Hedge accounting is the practice of accounting which handles the financial components which are usually fluctuating. It helps the accountant to summarize and then present the asset easily on balance sheet. It reduces the problem cause due to changing values of financial statements.
If you are doing business then risk is the most common factor. But this risk increases when business involves assets which are volatile in nature. Such as commodity prices. interest rates equity prices and credit risks. So in order to balance these types of risks hedging is used. The common hedging is changing floating interest rates to fix rates. In condition of higher risk, hedging funds are use to lower the loss.
Those who uses hedge accounting to lower the risk, have to mention all the records in their accounts’ book. The instruments that affects the fair value of are recorded in the profit and loss statement. Since the fair value of fund is there can be discrepancies between instruments and assets. These differences are reconcile by the accountant, without breaking any rule. So by reconciling they reduce the volatility and reduces risk. Thus, this whole process is called hedge accounting.
Types of Hedge Accounting
There are mainly three types of hedge accounting.
- Cash flow hedge– it is important element of company. By cash flow only investors judge about the worth of company, as it affects the credit ratings. The volatility in market affects the cash flow. So to avoid this companies create contracts with the suppliers that are recorded an asset on balance sheet
- Fair value hedge– floating interest rate can cause too many changes in accounting unless it is swapped.
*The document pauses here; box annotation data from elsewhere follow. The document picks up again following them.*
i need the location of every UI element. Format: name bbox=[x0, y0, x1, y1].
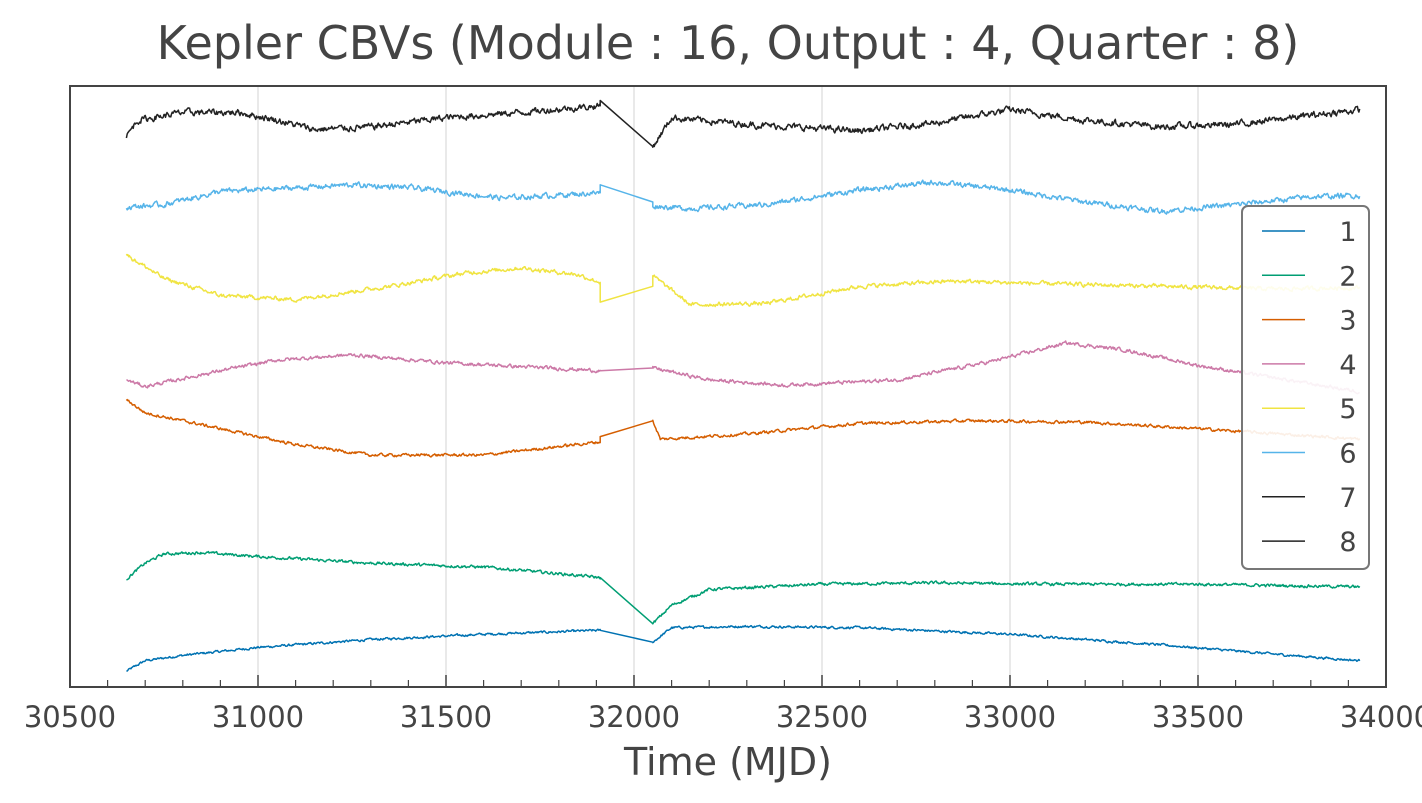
x-tick-label: 33000 bbox=[964, 700, 1056, 734]
x-axis-tick-labels: 30500 31000 31500 32000 32500 33000 33500 34000 bbox=[24, 700, 1422, 734]
chart-title: Kepler CBVs (Module : 16, Output : 4, Qu… bbox=[157, 16, 1300, 70]
legend-box bbox=[1241, 205, 1370, 570]
series-line-4 bbox=[126, 340, 1360, 395]
x-tick-label: 30500 bbox=[24, 700, 116, 734]
x-tick-label: 31000 bbox=[212, 700, 304, 734]
series-line-6 bbox=[125, 179, 1361, 215]
series-layer bbox=[125, 99, 1361, 672]
legend-label-4: 4 bbox=[1339, 350, 1356, 381]
legend-label-3: 3 bbox=[1339, 306, 1356, 337]
legend-label-7: 7 bbox=[1339, 483, 1356, 514]
legend-label-2: 2 bbox=[1339, 261, 1356, 292]
legend-label-1: 1 bbox=[1339, 217, 1356, 248]
series-line-2 bbox=[126, 550, 1361, 625]
grid-lines bbox=[69, 86, 1387, 687]
legend: 1 2 3 4 5 6 7 8 bbox=[1241, 205, 1370, 570]
x-tick-label: 34000 bbox=[1340, 700, 1422, 734]
x-axis-ticks bbox=[69, 675, 1387, 687]
plot-frame bbox=[69, 85, 1387, 688]
x-tick-label: 32500 bbox=[776, 700, 868, 734]
x-tick-label: 33500 bbox=[1152, 700, 1244, 734]
x-tick-label: 32000 bbox=[588, 700, 680, 734]
series-line-1 bbox=[126, 624, 1361, 672]
series-line-3 bbox=[125, 398, 1361, 458]
legend-label-8: 8 bbox=[1339, 527, 1356, 558]
x-tick-label: 31500 bbox=[400, 700, 492, 734]
series-line-5 bbox=[125, 253, 1361, 308]
legend-label-6: 6 bbox=[1339, 439, 1356, 470]
legend-label-5: 5 bbox=[1339, 394, 1356, 425]
series-line-7 bbox=[125, 99, 1361, 149]
x-axis-label: Time (MJD) bbox=[623, 740, 832, 784]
For fix rate. Fair value hedges make it easier to compute and record the investment related values on the balance sheet despite the fluctuating interest rate.
- Net Investment-here are many GAAP rules and restrictions that must be complied with when using this hedge. Foreign currency debt and futures contracts can also be included in the net investment hedge.
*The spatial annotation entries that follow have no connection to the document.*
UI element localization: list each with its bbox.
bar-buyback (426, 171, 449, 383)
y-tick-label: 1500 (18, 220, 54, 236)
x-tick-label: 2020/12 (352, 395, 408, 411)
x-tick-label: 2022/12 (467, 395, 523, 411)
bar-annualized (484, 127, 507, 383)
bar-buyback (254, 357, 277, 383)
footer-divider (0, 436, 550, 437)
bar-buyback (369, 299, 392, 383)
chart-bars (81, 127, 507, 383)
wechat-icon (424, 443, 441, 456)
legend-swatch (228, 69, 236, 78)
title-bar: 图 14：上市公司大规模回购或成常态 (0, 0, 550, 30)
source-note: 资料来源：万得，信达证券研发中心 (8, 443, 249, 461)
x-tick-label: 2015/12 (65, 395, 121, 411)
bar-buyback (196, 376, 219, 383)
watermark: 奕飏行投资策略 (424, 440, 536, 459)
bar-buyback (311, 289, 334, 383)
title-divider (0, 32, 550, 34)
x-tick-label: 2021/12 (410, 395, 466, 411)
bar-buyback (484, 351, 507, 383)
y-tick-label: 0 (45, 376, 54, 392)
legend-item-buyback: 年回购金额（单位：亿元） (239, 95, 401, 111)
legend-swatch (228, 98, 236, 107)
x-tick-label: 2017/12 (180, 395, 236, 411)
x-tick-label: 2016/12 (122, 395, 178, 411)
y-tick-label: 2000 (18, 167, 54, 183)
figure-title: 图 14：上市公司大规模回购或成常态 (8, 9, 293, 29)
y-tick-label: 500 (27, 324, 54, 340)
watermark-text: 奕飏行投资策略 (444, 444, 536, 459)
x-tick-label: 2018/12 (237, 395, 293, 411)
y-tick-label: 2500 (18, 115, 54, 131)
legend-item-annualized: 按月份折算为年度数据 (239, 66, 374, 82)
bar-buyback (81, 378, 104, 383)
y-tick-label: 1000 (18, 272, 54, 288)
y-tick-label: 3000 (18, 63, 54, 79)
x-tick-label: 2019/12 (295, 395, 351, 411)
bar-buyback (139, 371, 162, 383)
Accounting helps to keep the record, which will further helps to track and analysis the market value of company. By hedging the floating assets come in stable condition, which will be easy to handle. This all is done by the accountant. It helps the company to lower the risk about volatility of financial instruments. Companies that invest in the stock market buy options that help protect them from unexpected losses and if they were all individually accounted for, the financial statements would become too lengthy and volatile.
Companies that need foreign exchange can buy in advance or purchase it when they need it. It is common practice to buy a futures contract that allows the company to purchase the required foreign exchange when it is needed at the rate that is prevailing at that time. They hold the funds in local currency or in some other investment until it is needed. This is in order to prevent any loss that may occur if they buy the currency ahead of time and its value drops before the date when they actually use it.